Okuyucuma!



Sağlam dişler, bir de sağlam mide-

Budur dileğim senin için!

Sindirebildinse kitabımı,

Barıştı demektir benimle yıldızın!



Nietzsche



Yolculuk

(Biz Kurban Bayramı’nda köye giderken yolda kaldık.)

Halil Ağabey= İsterseniz dönelim.

Babam= Ne yapalım? Dönelim mi?

Elif= Bilmem, siz bilirsiniz.

İsa= Dönmeyelim, dönmeyelim.

Elif= Buraya kadar geldik. Yayan gidelim.

Annem= Hadi gidelim bari.

Babam= Bismillah!

Halil Ağabey= Hayırlı yolculuklar!

Babam= Sağ ol ağabey, borcumuz ne kadar? Bozukluk yok ama…

Halil Ağabey= Sonra verirsin artık.

Elif= Baba, buradan bizim köye kaç kilometredir?

İsa= On.Elif= Oha be! O kadar olur mu hiç?

Babam= Beş kilometre vardır.

Elif= Nee? Şimdi beş kilometre yol mu yürüyeceğiz?

Babam= Uyduk sizin aklınıza, geri dönemeyiz artık.

Annem= Ayakkabıma su doldu. Dondum, dondum.

Babam= Yürüyün, yürüyün. Köy köy diye tutturdunuz alın size köy.

İsa= Ayy… Ayakkabım su aldı.

Babam= Daha alalı bir hafta oldu, ne çabuk eskittin be?
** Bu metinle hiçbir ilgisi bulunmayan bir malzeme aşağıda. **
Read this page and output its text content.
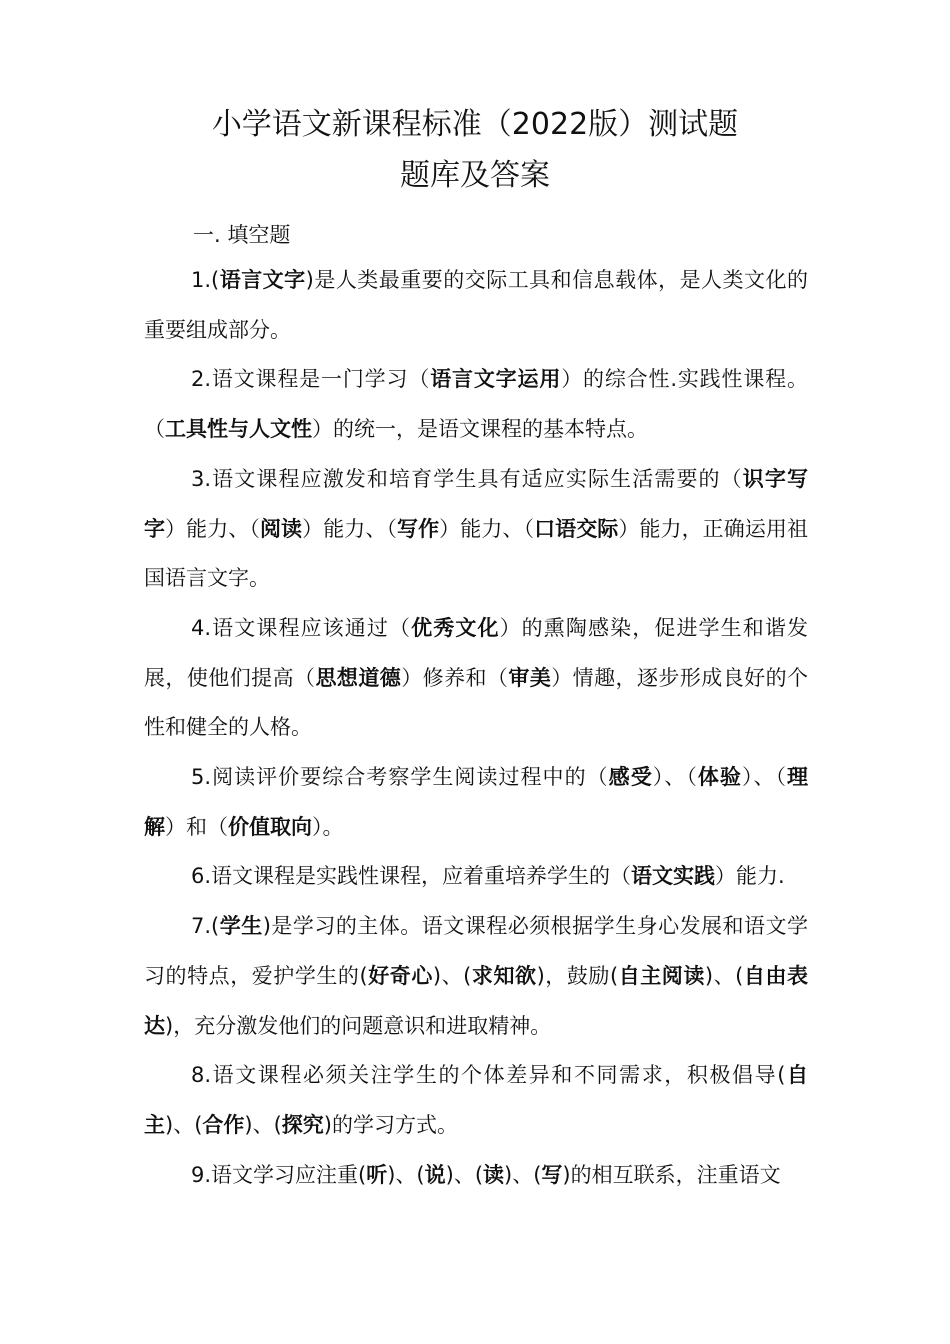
小学语文新课程标准（2022版）测试题
题库及答案
一. 填空题

1.(语言文字)是人类最重要的交际工具和信息载体，是人类文化的重要组成部分。

2.语文课程是一门学习（语言文字运用）的综合性.实践性课程。（工具性与人文性）的统一，是语文课程的基本特点。

3.语文课程应激发和培育学生具有适应实际生活需要的（识字写字）能力、（阅读）能力、（写作）能力、（口语交际）能力，正确运用祖国语言文字。

4.语文课程应该通过（优秀文化）的熏陶感染，促进学生和谐发展，使他们提高（思想道德）修养和（审美）情趣，逐步形成良好的个性和健全的人格。

5.阅读评价要综合考察学生阅读过程中的（感受）、（体验）、（理解）和（价值取向）。

6.语文课程是实践性课程，应着重培养学生的（语文实践）能力.

7.(学生)是学习的主体。语文课程必须根据学生身心发展和语文学习的特点，爱护学生的(好奇心)、(求知欲)，鼓励(自主阅读)、(自由表达)，充分激发他们的问题意识和进取精神。

8.语文课程必须关注学生的个体差异和不同需求，积极倡导(自主)、(合作)、(探究)的学习方式。

9.语文学习应注重(听)、(说)、(读)、(写)的相互联系，注重语文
Elif= İsa hissediyorum, şu tepeyi aştık mı köy görünecek.


(Tepeyi aştık.)


İsa= Hani köy yok işte kaldık dağ başında.

Babam= Daha çok… Yol yarı bile olmadı. Ne çabuk pes ettiniz?

Annem= Yürüyemiyorum, ayaklarım hissetmiyor.

Babam= Yavaş yavaş yürü işte. Bizim arkamızdan da ayrılma!

Elif= Hadi geri dönelim. Bulamayacağız köyü.

Annem= Buradan geri dönüp de ne yapacağız?

Elif= Çaypınar’da kalırız.

Annem= Nerede kalacaksın? Kimseyi tanımıyorsun.

İsa= Her yerde akrabamız çıkıyor ya orada da vardır bir tane.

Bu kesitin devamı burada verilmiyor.